Untuk memastikan dan menjamin keberlanjutan penerapan energi terbarukan, Sartika mendorong Pertamina atau pengelola kawasan konservasi memberikan pelatihan perawatan PLTB dan PLTS secara berkala kepada petugas di pulau itu.
Apabila tidak ada pendampingan dan pelatihan perawatan PLTS maupun PLTB, dikhawatirkan para pengelola konservasi akan kebingungan dalam mengatasi kendala-kendala teknis yang mungkin terjadi.
Kekhawatiran itu tidak lepas dari kasus yang terjadi di Desa Waiheru, Kecamatan Bengkunat, Kabupaten Pesisir Barat, Provinsi Lampung yang masuk ke dalam kawasan Taman Nasional Bukit Barisan. Di desa itu, ia melakukan penelitian terkait implementasi energi terbarukan yang digunakan masyarakat. Sayangnya, penggunaan energi tersebut tidak berjalan lama akibat keterbatasan pengetahuan masyarakat dalam merawat alat.
Pembangkit listrik terbarukan di desa tersebut merupakan program listrik masuk desa yang digagas oleh Kementerian ESDM. Pada awalnya penerapan energi terbarukan berjalan dengan baik, namun program itu hanya mampu bertahan selama setahun.

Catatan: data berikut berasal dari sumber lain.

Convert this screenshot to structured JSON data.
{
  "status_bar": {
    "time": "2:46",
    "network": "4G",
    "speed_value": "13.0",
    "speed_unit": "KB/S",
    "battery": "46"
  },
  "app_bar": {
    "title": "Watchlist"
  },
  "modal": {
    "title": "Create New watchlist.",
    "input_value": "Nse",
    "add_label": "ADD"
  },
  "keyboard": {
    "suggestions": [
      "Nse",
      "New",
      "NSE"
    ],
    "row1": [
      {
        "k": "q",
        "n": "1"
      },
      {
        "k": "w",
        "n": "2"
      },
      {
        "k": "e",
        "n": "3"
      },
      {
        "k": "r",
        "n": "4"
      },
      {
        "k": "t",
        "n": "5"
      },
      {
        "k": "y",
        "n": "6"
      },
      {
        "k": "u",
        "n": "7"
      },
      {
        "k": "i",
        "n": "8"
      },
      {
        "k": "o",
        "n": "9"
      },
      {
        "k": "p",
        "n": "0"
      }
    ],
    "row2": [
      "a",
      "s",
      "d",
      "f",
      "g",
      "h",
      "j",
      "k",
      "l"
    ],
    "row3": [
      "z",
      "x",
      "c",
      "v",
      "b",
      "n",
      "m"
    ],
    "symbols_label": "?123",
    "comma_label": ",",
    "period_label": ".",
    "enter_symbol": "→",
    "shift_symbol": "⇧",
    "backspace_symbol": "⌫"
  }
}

Penyebabnya, masyarakat setempat tidak dibekali dengan pengetahuan yang cukup untuk memperbaiki instalasi kelistrikan, terutama ketika terjadi kerusakan. Selain itu, sulitnya akses menuju desa tersebut juga menjadi kendala bagi pihak luar untuk membantu perbaikan.

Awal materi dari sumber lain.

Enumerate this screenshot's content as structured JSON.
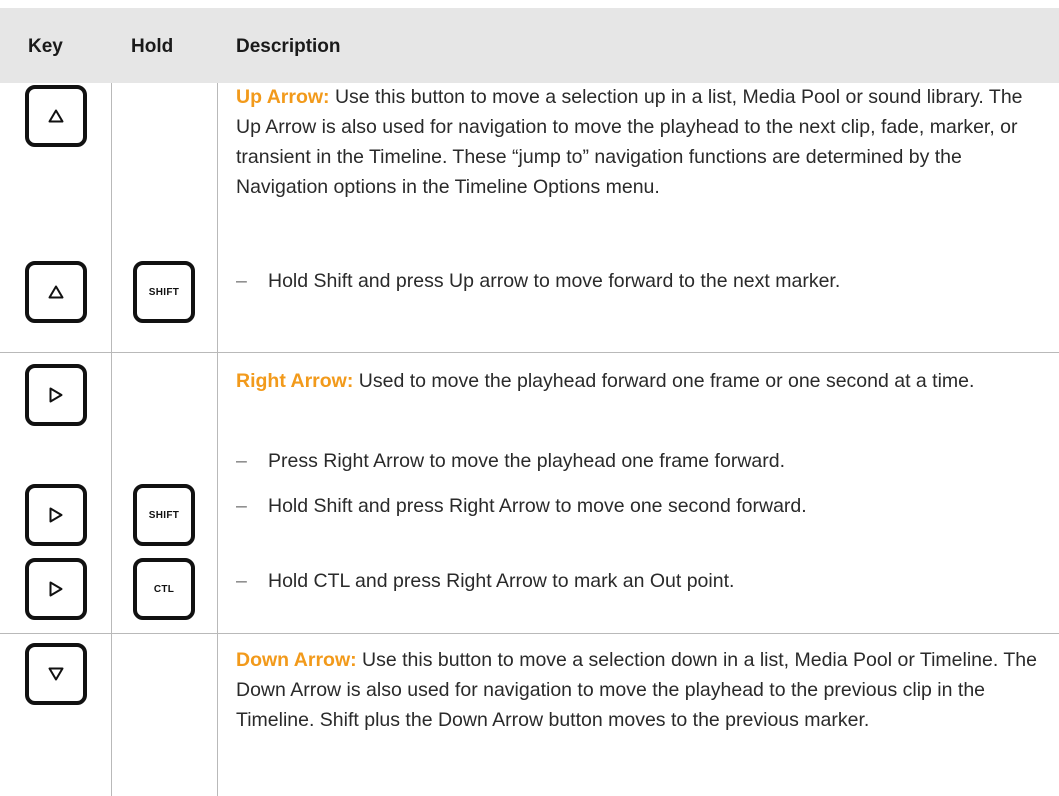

Oleh karena itu, kejadian tersebut harus menjadi pengingat pentingnya membekali petugas konservasi di Pulau Bando terkait pemeliharaan alat PLTB dan PLTS. Sehingga, ketika terjadi kerusakan dapat segera ditindaklanjuti agar tidak mengganggu proses inkubasi telur penyu di Pulau Bando yang mengandalkan energi listrik.
Digitalisasi konservasi
Secara umum langkah-langkah konservasi ramah lingkungan tersebut terangkum dalam sebuah program Sistem Informasi Pemberdayaan Nagari Berbasis Konservasi atau lebih dikenal dengan Si Rancak Ulakan. Inovasi sosial ini merupakan program tanggung jawab sosial perusahaan (CSR) yang bertujuan memberikan dampak positif terhadap kawasan konservasi dan lingkungan sekitar.
Si Rancak Ulakan merupakan aplikasi berbasis web dan android yang menyediakan analisis, profil, informasi, pemantauan, dan edukasi serta evaluasi untuk mendukung pengelolaan kawasan konservasi di Pulau Bando.
Aplikasi tersebut lahir sebagai inovasi perbaikan pengelolaan kawasan konservasi berbasis masyarakat melalui informasi bank data flora dan fauna di kawasan itu. Keunggulan aplikasi tersebut ialah analisis dan monitoring penyu yang dapat dilakukan secara langsung (real time), termasuk promosi paket wisata yang terintegrasi, hingga sarana edukasi penyu dengan teknologi baru.
Program itu berisi beragam informasi seputar kawasan konservasi nasional yang meliputi pelestarian populasi penyu, terumbu karang, pengelolaan sampah plastik maupun nonplastik, hingga informasi wisata bertahan (survival) Pulau Bando.
Program Si Rancak Ulakan sendiri mempunyai road map jangka panjang hingga 2026. Pada 2022 gagasan ini menyasar budi daya mangrove. Kemudian pada 2023 Si Rancak Ulakan memfokuskan sisi penguatan kelembagaan yang meliputi penanaman mangrove di kawasan wisata, penguatan kelompok, dan pengembangan konservasi penyu dan terumbu karang.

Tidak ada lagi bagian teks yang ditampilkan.